State of the art technology has yielded an image with unprecedented detail of the recently located wreck of the Civil War blockade runner Agnes E. Fry. EMS Special Operations divers from the Charlotte Fire Department and sonar experts from Nautilus Marine Group (NMG) provided assistance to state archaeologists with the N.C. Department of Natural and Cultural Resources and the International Institute of Maritime Research to record the entire wreck site with a digital, sector scanning sonar.
"The use of the digital sector scanning sonar to make the acoustic images enabled us to detect objects not visible with the side scanning sonar we used to find the wreck," Deputy State Archaeologist Billy Ray Morris explained. Capt. J.D. Thomas of the Charlotte Fire Department Special Operations/EMS Command and a team of five search and rescue divers assisted the state's maritime archaeologists last week.

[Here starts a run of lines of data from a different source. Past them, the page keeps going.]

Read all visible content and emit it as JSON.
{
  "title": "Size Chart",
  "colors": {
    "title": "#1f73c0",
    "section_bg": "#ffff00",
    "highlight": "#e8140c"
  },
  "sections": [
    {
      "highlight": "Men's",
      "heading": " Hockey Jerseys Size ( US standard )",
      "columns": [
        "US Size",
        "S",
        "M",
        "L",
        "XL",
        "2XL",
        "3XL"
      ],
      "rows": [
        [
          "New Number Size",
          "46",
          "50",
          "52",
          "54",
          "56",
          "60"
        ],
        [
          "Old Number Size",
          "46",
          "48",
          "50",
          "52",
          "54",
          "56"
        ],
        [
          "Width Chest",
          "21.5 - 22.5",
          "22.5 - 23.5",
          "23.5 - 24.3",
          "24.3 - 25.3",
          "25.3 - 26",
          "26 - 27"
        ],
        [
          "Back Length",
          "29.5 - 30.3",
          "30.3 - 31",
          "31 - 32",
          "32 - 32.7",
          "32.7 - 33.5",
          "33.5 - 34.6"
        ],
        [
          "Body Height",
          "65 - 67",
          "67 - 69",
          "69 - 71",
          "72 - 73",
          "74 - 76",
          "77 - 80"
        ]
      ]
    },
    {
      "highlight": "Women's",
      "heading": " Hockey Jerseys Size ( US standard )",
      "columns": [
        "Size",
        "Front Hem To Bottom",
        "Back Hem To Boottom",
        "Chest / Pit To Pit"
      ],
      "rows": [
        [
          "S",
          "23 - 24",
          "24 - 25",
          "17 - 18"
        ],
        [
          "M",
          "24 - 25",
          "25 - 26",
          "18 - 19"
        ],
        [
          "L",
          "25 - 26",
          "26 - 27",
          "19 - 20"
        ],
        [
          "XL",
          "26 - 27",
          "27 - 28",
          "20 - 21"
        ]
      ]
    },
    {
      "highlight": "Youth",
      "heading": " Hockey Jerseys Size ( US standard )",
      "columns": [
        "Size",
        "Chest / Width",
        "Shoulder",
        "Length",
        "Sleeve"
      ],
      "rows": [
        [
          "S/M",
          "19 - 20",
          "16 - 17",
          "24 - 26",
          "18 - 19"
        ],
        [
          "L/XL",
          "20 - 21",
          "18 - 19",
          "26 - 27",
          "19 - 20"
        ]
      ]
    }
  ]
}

The shipwreck was discovered Saturday, Feb. 27, during a search for the ships lost during the Union campaign to blockade the port of Wilmington during the Civil War. The wreck is the remains of one of the blockade running steamers used to penetrate the wall of Union naval vessels blocking the entrances to the Cape Fear River and the port of Wilmington. The goal of the Union blockade was to keep supplies from reaching the Confederacy through one of its most important ports and to prevent the export of cotton and other marketable items by the Southerners.
A very detailed sonar mosaic in extremely high resolution has been produced after post processing by NMG. Further analysis of the new sonar imagery will allow UAB archaeologists to create a research plan for further investigations of this well preserved blockade runner.
Difficult diving conditions on-site will compel the researchers to create a series of methodological approaches to continue exploration of the Agnes E. Fry wreck. The investigation of Agnes E. Fry is part of a major project is funded by the National Park Service through the American Battlefield Protection Program Grant.
In addition to personal items possibly left behind by the crew, an eye witness account of the vessel's loss clearly states that none of the ship's cargo was salvaged by the Confederate troops defending the entrances to the Cape Fear River. A deck light, a possible homemade knife handle and a coal sample have been recovered from the shipwreck. Agnes Fry was run aground on 27 December 1864.